The letter also let Masch know that the league filed for an extension in the time to oppose the application made by 49er Communications, but added “We would like to resolve this matter in a mutually agreeable manner.”
From there, the NFL stated it would consent to Masch’s use of “49er Communications”, if she agreed to a laundry list of demands from the league. Among them were that she drop her request for the trademark, that she will cooperate in the league’s efforts to obtain registrations for the “49ers” and that she must always use “49er Communications” with the 49er character logo she sought to trademark.
And they told her what colors she could use in the character’s design. She’s OK to use gray, black, maroon, gold peach, green and various hues of blue – but not red and gold, red and white, red and black or any combination of them.
To Masch the demands seemed “totally absurd,” especially considering that in dropping her request for trademark she would be surrendering her ability to keep others from infringing on her own rights.
Masch established 49er Communications, which sells two-way radios to agencies such as forest services, fire departments and school districts, in 1997 at a desk in her bedroom.
The company has grown to the point of actually building a new office in Nevada City’s Gold Flat Business district that they hope to occupy by next summer.
Considering she previously had her logo and company’s name trademarked – with just a slight difference to the new logo – since 2000, it seems odd that the NFL would have an argument against her renewing it.

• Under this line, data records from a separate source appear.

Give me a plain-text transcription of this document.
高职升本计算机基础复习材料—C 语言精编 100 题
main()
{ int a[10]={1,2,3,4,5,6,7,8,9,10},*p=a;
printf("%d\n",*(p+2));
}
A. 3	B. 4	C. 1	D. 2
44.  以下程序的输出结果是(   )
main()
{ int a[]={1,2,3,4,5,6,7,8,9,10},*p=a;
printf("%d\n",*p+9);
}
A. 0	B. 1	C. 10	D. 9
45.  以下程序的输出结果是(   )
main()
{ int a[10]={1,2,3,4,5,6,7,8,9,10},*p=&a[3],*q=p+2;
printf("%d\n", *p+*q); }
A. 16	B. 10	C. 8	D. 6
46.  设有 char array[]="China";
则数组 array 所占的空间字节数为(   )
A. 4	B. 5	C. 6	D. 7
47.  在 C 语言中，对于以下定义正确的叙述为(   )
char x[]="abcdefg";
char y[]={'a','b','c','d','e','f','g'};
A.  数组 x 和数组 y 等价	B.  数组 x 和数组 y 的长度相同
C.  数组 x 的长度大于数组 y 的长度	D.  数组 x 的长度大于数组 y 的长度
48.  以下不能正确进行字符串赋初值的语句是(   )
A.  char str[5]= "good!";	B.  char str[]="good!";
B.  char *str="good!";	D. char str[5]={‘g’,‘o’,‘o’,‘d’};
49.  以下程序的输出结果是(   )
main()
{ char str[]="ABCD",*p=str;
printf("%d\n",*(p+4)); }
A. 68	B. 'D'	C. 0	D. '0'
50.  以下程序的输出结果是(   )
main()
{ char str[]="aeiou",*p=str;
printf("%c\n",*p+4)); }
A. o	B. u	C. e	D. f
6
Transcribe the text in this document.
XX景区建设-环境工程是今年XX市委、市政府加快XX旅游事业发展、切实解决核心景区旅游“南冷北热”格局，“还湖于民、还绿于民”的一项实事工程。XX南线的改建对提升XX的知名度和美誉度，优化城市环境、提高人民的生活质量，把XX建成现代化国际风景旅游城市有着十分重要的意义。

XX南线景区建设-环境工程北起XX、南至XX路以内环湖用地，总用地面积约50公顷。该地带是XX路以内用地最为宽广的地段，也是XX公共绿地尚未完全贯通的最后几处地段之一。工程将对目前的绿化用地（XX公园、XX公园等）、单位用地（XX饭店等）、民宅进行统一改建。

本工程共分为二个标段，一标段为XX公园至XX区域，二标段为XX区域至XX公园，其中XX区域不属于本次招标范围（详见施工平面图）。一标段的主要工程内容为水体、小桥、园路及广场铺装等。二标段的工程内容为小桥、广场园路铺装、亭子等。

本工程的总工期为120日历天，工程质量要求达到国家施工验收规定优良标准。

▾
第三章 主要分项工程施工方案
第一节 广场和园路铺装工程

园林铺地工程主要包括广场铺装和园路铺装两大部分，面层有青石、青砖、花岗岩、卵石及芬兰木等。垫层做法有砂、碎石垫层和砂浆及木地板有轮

In fact, it just seems odd that the NFL – the richest sports league in the world, whose teams have an average net worth of $957 million, according to Forbes magazine – would bother with a small business in western Nevada County.
But it seems even more ridiculous that someone could actually trademark what essentially is a piece of our country’s history.

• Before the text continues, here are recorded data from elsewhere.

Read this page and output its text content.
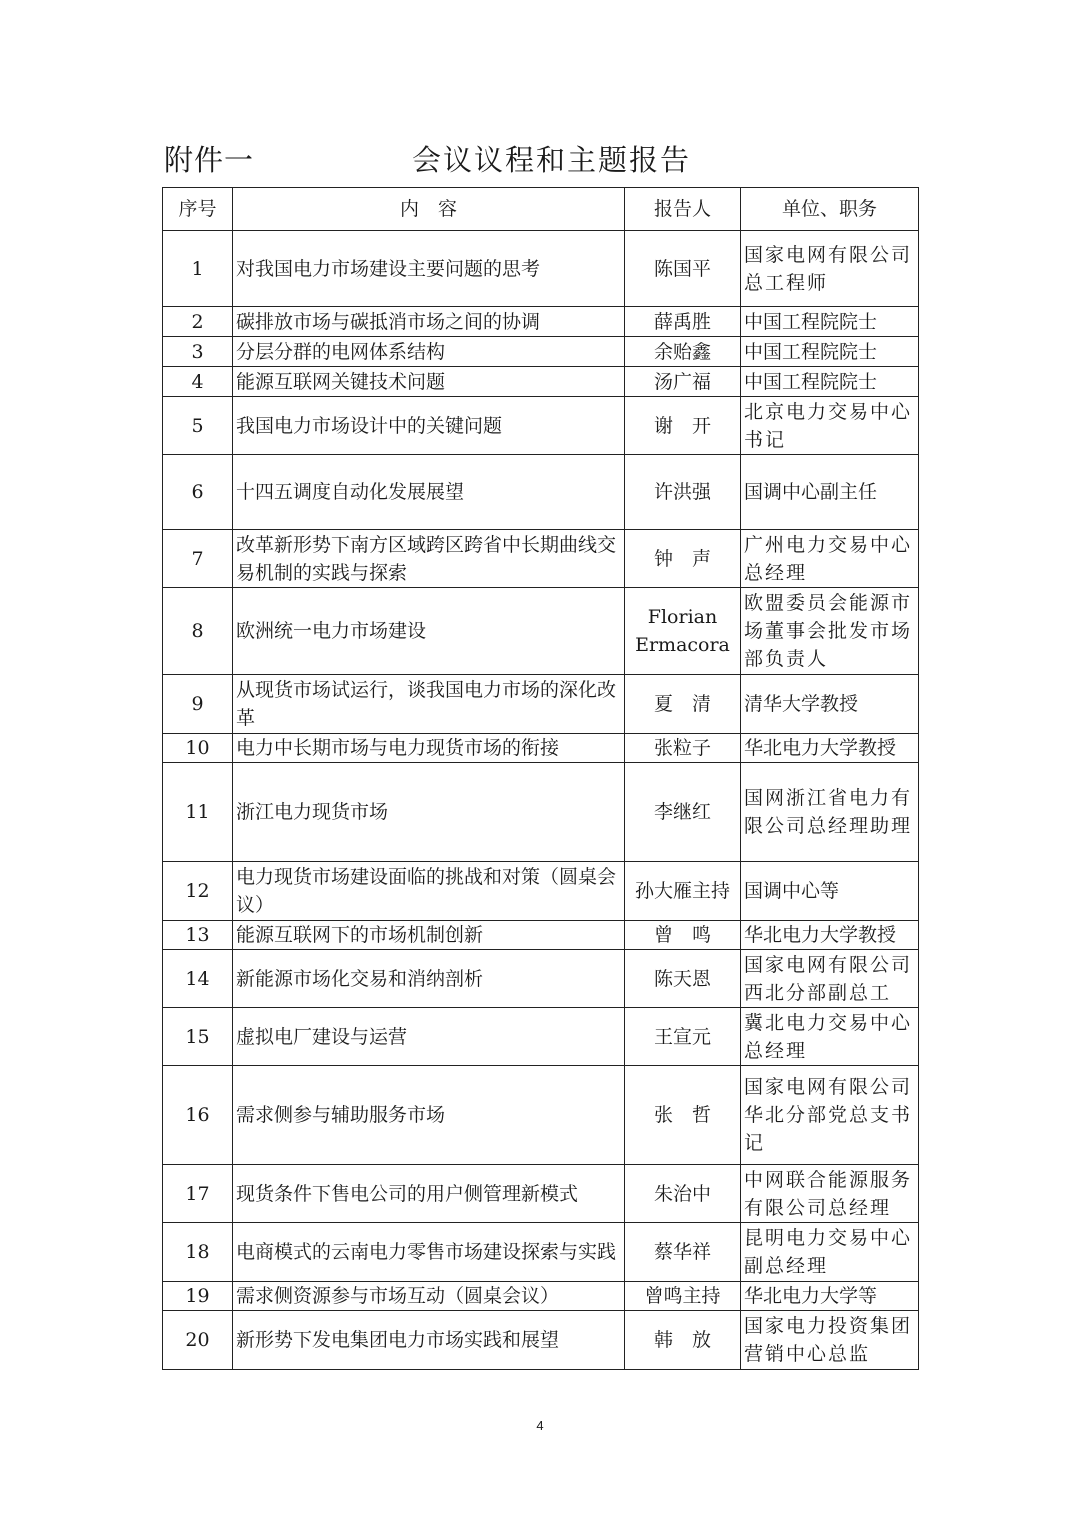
附件一	会议议程和主题报告
序号	内　容	报告人	单位、职务
1	对我国电力市场建设主要问题的思考	陈国平	国家电网有限公司总工程师
2	碳排放市场与碳抵消市场之间的协调	薛禹胜	中国工程院院士
3	分层分群的电网体系结构	余贻鑫	中国工程院院士
4	能源互联网关键技术问题	汤广福	中国工程院院士
5	我国电力市场设计中的关键问题	谢　开	北京电力交易中心书记
6	十四五调度自动化发展展望	许洪强	国调中心副主任
7	改革新形势下南方区域跨区跨省中长期曲线交易机制的实践与探索	钟　声	广州电力交易中心总经理
8	欧洲统一电力市场建设	Florian Ermacora	欧盟委员会能源市场董事会批发市场部负责人
9	从现货市场试运行，谈我国电力市场的深化改革	夏　清	清华大学教授
10	电力中长期市场与电力现货市场的衔接	张粒子	华北电力大学教授
11	浙江电力现货市场	李继红	国网浙江省电力有限公司总经理助理
12	电力现货市场建设面临的挑战和对策（圆桌会议）	孙大雁主持	国调中心等
13	能源互联网下的市场机制创新	曾　鸣	华北电力大学教授
14	新能源市场化交易和消纳剖析	陈天恩	国家电网有限公司西北分部副总工
15	虚拟电厂建设与运营	王宣元	冀北电力交易中心总经理
16	需求侧参与辅助服务市场	张　哲	国家电网有限公司华北分部党总支书记
17	现货条件下售电公司的用户侧管理新模式	朱治中	中网联合能源服务有限公司总经理
18	电商模式的云南电力零售市场建设探索与实践	蔡华祥	昆明电力交易中心副总经理
19	需求侧资源参与市场互动（圆桌会议）	曾鸣主持	华北电力大学等
20	新形势下发电集团电力市场实践和展望	韩　放	国家电力投资集团营销中心总监
4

After all, if you want to argue about it, it would seem western Nevada County – founded by the actual 49ers of the gold rush era and even connected to other former mining communities by, appropriately enough, Highway “49” – has a more viable claim than the National Football League.

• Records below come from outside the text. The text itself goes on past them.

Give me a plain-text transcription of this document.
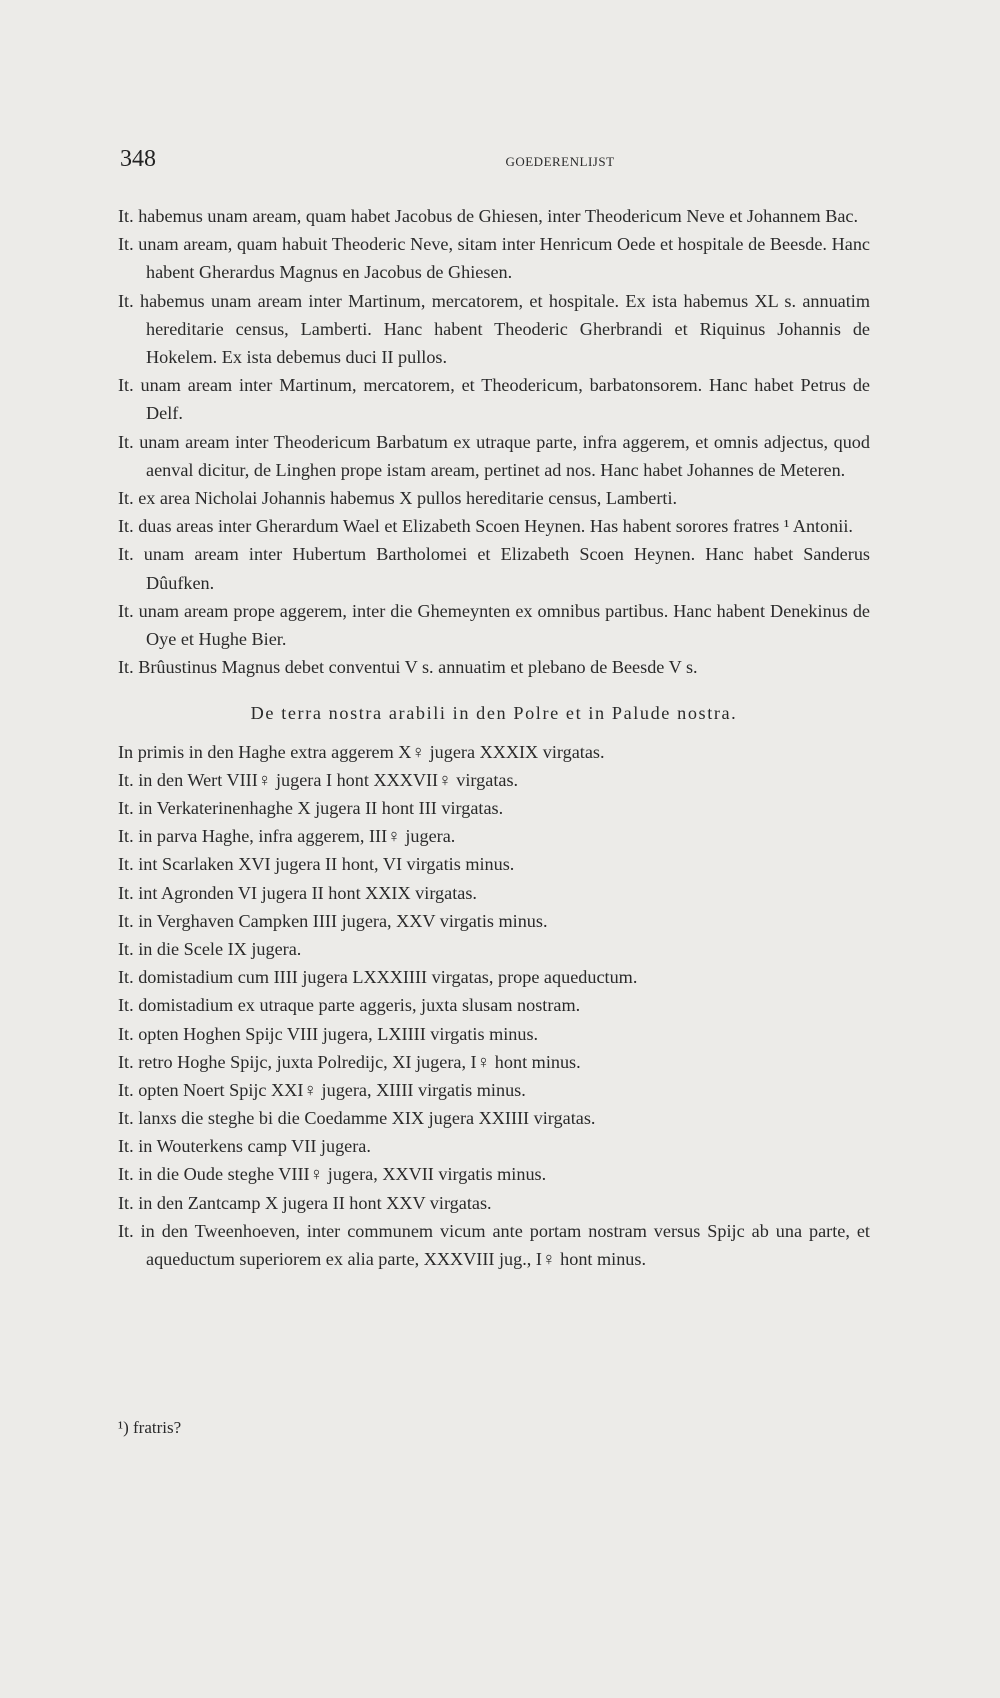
348	GOEDERENLIJST

It. habemus unam aream, quam habet Jacobus de Ghiesen, inter Theodericum Neve et Johannem Bac.

It. unam aream, quam habuit Theoderic Neve, sitam inter Henricum Oede et hospitale de Beesde. Hanc habent Gherardus Magnus en Jacobus de Ghiesen.

It. habemus unam aream inter Martinum, mercatorem, et hospitale. Ex ista habemus XL s. annuatim hereditarie census, Lamberti. Hanc habent Theoderic Gherbrandi et Riquinus Johannis de Hokelem. Ex ista debemus duci II pullos.

It. unam aream inter Martinum, mercatorem, et Theodericum, barbatonsorem. Hanc habet Petrus de Delf.

It. unam aream inter Theodericum Barbatum ex utraque parte, infra aggerem, et omnis adjectus, quod aenval dicitur, de Linghen prope istam aream, pertinet ad nos. Hanc habet Johannes de Meteren.

It. ex area Nicholai Johannis habemus X pullos hereditarie census, Lamberti.

It. duas areas inter Gherardum Wael et Elizabeth Scoen Heynen. Has habent sorores fratres ¹ Antonii.

It. unam aream inter Hubertum Bartholomei et Elizabeth Scoen Heynen. Hanc habet Sanderus Dûufken.

It. unam aream prope aggerem, inter die Ghemeynten ex omnibus partibus. Hanc habent Denekinus de Oye et Hughe Bier.

It. Brûustinus Magnus debet conventui V s. annuatim et plebano de Beesde V s.

De terra nostra arabili in den Polre et in Palude nostra.

In primis in den Haghe extra aggerem X♀ jugera XXXIX virgatas.

It. in den Wert VIII♀ jugera I hont XXXVII♀ virgatas.

It. in Verkaterinenhaghe X jugera II hont III virgatas.

It. in parva Haghe, infra aggerem, III♀ jugera.

It. int Scarlaken XVI jugera II hont, VI virgatis minus.

It. int Agronden VI jugera II hont XXIX virgatas.

It. in Verghaven Campken IIII jugera, XXV virgatis minus.

It. in die Scele IX jugera.

It. domistadium cum IIII jugera LXXXIIII virgatas, prope aqueductum.

It. domistadium ex utraque parte aggeris, juxta slusam nostram.

It. opten Hoghen Spijc VIII jugera, LXIIII virgatis minus.

It. retro Hoghe Spijc, juxta Polredijc, XI jugera, I♀ hont minus.

It. opten Noert Spijc XXI♀ jugera, XIIII virgatis minus.

It. lanxs die steghe bi die Coedamme XIX jugera XXIIII virgatas.

It. in Wouterkens camp VII jugera.

It. in die Oude steghe VIII♀ jugera, XXVII virgatis minus.

It. in den Zantcamp X jugera II hont XXV virgatas.

It. in den Tweenhoeven, inter communem vicum ante portam nostram versus Spijc ab una parte, et aqueductum superiorem ex alia parte, XXXVIII jug., I♀ hont minus.

¹) fratris?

But, apparently, you can trademark history.
I guess that means 49er Coin Laundry, 49er Family Fun Park, 49er Hardwood, 49er Liquors, 49er Regional Occupational Program, 49er Self Storage, 49er Windows, 49er Wines, Forty-Niner Auto Repair, Forty Niner Electric, Forty-Niner Fence, Forty-Niner Fire Protection District, Forty-Niner Overhead Door and even the Forty Niner Rotary Duck Race should all be on the look-out for one of those letters from the NFL.
Could the NFL legally force compliance?
Well, we’ll never know whether or not the demands the league laid out for Masch would stand up in court. That’s because, after speaking with her own attorney, she’s decided to acquiesce.
“The bottom line is I can’t fight them even if I wanted to,” she said. “They have a lot more money than I do.”